Cheriton School of Computer Science researchers study catastrophic effects network failures have on cloud-computing systems | Cheriton School of Computer Science

Computer clusters power everything from Google and Facebook to online retail and banking. They’re comprised of hundreds or even thousands of machines connected together by networks, typically in a vast data centre.

“It’s a complex system,” says Cheriton School of Computer Science Professor Samer Al-Kiswany. “In a big cluster, you have thousands of computers connected by hundreds of switches and routers — switching devices that forward traffic between the nodes — and you have complex software to manage the switches and routers. Systems need to be able to tolerate not just node failure, but network failure as well.”

photo of Hatem Takruri, Ahmed Alquraan, Mohammed Alfatafta and Samer Al-Kiswany

L to R: Graduate students Hatem Takruri, Ahmed Alquraan, Mohammed Alfatafta and Professor Samer Al-Kiswany from the Cheriton School of Computer Science’s Systems and Networking research group model different types of network partitioning failures.

Given their complexity, it may not be surprising that network failures do happen. A network can be split into halves such that one part of the cluster cannot communicate with the other part.

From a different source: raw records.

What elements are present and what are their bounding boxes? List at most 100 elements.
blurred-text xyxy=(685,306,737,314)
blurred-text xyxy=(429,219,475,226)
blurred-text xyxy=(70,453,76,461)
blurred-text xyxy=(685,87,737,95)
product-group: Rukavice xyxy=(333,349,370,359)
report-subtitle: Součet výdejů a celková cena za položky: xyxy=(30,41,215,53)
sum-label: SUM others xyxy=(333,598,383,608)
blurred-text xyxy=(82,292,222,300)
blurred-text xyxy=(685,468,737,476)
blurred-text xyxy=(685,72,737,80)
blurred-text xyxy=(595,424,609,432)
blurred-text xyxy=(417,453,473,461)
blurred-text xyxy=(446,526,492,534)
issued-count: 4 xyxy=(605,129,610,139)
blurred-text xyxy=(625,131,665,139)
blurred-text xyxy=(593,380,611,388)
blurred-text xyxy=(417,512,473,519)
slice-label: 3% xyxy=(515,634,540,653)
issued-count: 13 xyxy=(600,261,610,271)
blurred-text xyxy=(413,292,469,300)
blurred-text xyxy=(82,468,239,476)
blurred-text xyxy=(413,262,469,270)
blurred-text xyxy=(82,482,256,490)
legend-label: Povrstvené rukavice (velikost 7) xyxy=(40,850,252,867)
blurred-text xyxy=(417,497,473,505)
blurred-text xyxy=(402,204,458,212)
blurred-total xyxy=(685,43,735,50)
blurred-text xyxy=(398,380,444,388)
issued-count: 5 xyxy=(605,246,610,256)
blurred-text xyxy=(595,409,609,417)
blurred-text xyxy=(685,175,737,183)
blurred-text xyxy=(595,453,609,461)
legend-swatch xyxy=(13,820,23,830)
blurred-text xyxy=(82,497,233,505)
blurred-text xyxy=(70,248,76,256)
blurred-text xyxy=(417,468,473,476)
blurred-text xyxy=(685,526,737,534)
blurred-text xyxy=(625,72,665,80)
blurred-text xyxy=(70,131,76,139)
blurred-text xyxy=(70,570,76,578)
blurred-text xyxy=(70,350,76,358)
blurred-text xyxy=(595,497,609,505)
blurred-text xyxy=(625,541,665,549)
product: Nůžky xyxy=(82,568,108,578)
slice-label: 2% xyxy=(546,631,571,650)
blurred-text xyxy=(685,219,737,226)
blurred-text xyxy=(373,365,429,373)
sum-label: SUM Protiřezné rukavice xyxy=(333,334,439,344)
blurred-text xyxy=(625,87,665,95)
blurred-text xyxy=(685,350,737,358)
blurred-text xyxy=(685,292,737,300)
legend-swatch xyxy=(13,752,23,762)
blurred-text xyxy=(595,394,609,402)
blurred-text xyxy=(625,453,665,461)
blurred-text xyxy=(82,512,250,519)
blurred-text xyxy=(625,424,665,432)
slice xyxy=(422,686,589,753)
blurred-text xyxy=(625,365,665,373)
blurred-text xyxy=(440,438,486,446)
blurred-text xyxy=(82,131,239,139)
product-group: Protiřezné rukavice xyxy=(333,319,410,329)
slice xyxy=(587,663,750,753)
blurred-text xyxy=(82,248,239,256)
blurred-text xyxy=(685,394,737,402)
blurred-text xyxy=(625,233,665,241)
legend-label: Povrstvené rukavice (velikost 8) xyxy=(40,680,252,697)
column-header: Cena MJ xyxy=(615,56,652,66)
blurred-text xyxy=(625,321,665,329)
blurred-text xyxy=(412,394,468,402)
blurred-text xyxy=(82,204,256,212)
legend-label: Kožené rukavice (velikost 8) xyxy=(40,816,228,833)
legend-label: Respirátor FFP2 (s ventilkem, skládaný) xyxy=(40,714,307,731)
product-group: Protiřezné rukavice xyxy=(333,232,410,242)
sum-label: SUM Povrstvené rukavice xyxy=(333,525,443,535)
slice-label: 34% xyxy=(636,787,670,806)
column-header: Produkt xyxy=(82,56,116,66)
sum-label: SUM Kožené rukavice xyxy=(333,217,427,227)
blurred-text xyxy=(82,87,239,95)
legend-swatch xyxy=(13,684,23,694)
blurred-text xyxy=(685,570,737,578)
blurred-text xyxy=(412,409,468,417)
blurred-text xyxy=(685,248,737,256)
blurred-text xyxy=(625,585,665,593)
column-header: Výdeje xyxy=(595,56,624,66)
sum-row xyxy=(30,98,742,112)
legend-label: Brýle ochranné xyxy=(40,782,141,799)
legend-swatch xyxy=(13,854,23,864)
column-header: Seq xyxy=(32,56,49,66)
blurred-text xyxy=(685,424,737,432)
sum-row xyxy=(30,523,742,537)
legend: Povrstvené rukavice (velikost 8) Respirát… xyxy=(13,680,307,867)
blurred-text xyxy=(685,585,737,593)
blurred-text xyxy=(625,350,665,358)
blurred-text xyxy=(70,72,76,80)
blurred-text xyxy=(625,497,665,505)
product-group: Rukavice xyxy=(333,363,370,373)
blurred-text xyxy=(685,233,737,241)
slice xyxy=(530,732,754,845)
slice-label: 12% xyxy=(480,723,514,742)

Reports from Google, Microsoft and Hewlett-Packard show that network partitioning failures are common, happening as often as once every four days, and that they contribute significantly to system downtime. But programmers who build software services that use large clusters often assume the network is reliable, and if the network fails it will have a minor impact on services, leading perhaps to just a brief loss of availability.

To better understand the nature and impact of network partitioning, Ahmed Alquraan, a recent master’s graduate in Al-Kiswany’s group, conducted an in-depth study of 136 network-partitioning failures from 25 widely used distributed systems to answer three key questions: What’s the impact of network-related failures? What are the characteristics of these failures? And what changes to the current designs, testing and deployment practices are necessary to improve fault tolerance?

“The majority of failures lead to catastrophic effects — data loss, reappearance of deleted data, system crashes, data corruption and broken locks, which can allow double access,” said Alquraan, who will be a Cheriton Graduate Scholarship holder beginning PhD studies in January 2019. “Normally, two tellers cannot modify a person’s bank account at same time because that would corrupt the account’s value. But under network partitions, double access is possible.”

“The consequences of network partition failure depend on the system and the type of partition,” said master’s student Mohammed Alfatafta, one of the study’s researchers in Al-Kiswany’s group. “We found that the majority of production systems — the kind of systems used by banks and large companies — cannot tolerate these failures. The results could be as significant as data loss or reads of values that are not up to date. These are dangerous failures that cause real problems.”

“We also identified a special type of network partitioning — partial partitions — where some nodes cannot talk to some nodes, but the rest of the cluster can communicate with the two disconnected nodes,” Alquraan added. “We found that partial partitions are poorly understood and tested in systems. Further research is needed to better understand how this type of fault happens and to build effective fault-tolerance into a system.”

To address this discrepancy, master’s student Hatem Takruri, also in Al-Kiswany’s group, built a testing framework called NEAT — short for network partitioning testing framework — that can help developers test the resiliency of their systems to network partitioning failures.

“NEAT deliberately splits the network between specific nodes so we can see what the result will be,” Takruri said. “We used NEAT to test seven systems and we found 32 failures that caused data loss, reappearance of deleted data, system unavailability, double locking and broken locks.”

The study concludes with a list of common pitfalls, highlights of common flaws in current designs, and presents a set of recommendations for system designers, developers, testers and network administrators. The team’s study was presented at the 13^thUSENIX Symposium on Operating Systems Design and Implementation, which was held in Carlsbad, California, from October 8–10, 2018.

To learn more about this research, please see Ahmed Alquraan, Hatem Takruri, Mohammed Alfatafta, and Samer Al-Kiswany, An Analysis of Network-Partitioning Failures in Cloud Systems, Proceedings of the Symposium on Operating Systems Design and Implementation, October 2018.